Les formateurs, du moins lorsqu’ils se réunissent, rêvent de cohérence. Même Alain Bouvier, qui sait bien que les institutions vivent largement dans le désordre, a dénoncé hier l’incohérence entre ce qu’on exige à l’entrée de l’IUFM, au concours et au niveau de la profession proprement dite. Tout le monde sait - ou devrait savoir - qu’il ne peut guère en aller autrement dans une démocratie, que l’incohérence du politique est une condition de sa survie et qu’il renvoie nécessairement aux institutions les contradictions qu’il a pas pu ou voulu dépasser au plan des textes, du fait des rapports de force et des enjeux électoraux. Il ne sert à rien d’attendre le ministre providentiel qui va enfin y voir clair et avoir le courage de mettre le système en cohérence. Sa fonction le lui interdit, la logique du politique est laisser les institutions " se débrouiller " avec les contradictions de la société et du pouvoir. Ces incohérences conviennent à une partie des acteurs, elles ménagent à certains des zones de liberté, protègent des intérêts acquis ou masquent des incompétences.
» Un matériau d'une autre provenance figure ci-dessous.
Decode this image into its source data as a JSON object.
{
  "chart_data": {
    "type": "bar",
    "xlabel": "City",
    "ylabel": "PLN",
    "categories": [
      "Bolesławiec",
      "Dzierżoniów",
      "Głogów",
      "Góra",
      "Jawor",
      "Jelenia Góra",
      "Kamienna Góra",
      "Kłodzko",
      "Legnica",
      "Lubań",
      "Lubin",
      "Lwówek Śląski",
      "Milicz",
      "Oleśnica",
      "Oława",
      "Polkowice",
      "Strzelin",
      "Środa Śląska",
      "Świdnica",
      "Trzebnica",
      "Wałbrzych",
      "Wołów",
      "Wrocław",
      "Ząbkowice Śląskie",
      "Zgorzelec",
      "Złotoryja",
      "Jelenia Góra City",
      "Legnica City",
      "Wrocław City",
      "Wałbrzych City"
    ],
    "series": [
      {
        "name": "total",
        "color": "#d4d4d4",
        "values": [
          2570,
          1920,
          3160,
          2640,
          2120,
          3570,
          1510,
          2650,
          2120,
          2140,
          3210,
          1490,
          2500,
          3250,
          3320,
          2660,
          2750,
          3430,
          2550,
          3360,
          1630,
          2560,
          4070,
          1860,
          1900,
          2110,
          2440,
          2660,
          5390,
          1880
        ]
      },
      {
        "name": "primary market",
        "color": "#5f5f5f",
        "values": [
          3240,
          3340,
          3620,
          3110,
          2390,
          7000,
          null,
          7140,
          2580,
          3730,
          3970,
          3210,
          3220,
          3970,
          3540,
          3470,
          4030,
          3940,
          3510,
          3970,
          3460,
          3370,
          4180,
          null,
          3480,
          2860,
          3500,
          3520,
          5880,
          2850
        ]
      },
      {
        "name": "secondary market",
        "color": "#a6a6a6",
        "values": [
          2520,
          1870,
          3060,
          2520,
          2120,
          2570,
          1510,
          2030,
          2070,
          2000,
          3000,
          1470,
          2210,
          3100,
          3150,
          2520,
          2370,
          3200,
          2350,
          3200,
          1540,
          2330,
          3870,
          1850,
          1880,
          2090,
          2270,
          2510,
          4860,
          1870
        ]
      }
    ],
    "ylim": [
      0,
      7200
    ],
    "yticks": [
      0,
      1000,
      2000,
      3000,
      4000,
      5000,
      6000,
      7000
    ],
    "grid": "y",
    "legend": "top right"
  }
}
Les attribuer au système uniquement est un peu facile, il faut peut être là aussi balayer devant sa porte.

 9. Qui croit encore à l’individualisation des parcours de formation ?

C’était le thème des dernières Assises 1993, Jacqueline Lacotte l’a rappelé hier matin. C’était la seule apparition de ce concept et de cette préoccupation dans la journée d’hier. Alors, est-ce un problème résolu ou un deuil définitif ? C’est une absence criante, en tout cas.

On peut l’interpréter comme une difficulté à passer d’une logique d’enseignement à une logique de formation. Pour un formateur d’adultes, l’individualisation des parcours est la règle. Pour un enseignant, c’est le contraire. L’individualisation apparaît une rupture avec l’équité formelle, une complication de la gestion de l’institution, une exception coûteuse, un renoncement à exercer un pouvoir sur un groupe. En formation d’adultes, le bilan individuel de compétences et l’itinéraire personnalisé semblent les seules façons de tenir compte de la réalité.

 10. Et la culture, dans tout ça ?

Lors de la création des IUFM, on a beaucoup parlé des trois cultures qu’il fallait réunir, celle des écoles Normales, celle des centres de préparation au CAPES requis pour enseigner dans les collèges et lycées et celle des ENNA, préparant à l’enseignement en lycée professionnel. On a moins parlé de la culture des universités, pourtant elle est aussi présente. Les IUFM ont fonctionné comme un melting pot en quête d’une culture commune capable de fédérer des formateurs et des responsables issus de traditions forts différentes.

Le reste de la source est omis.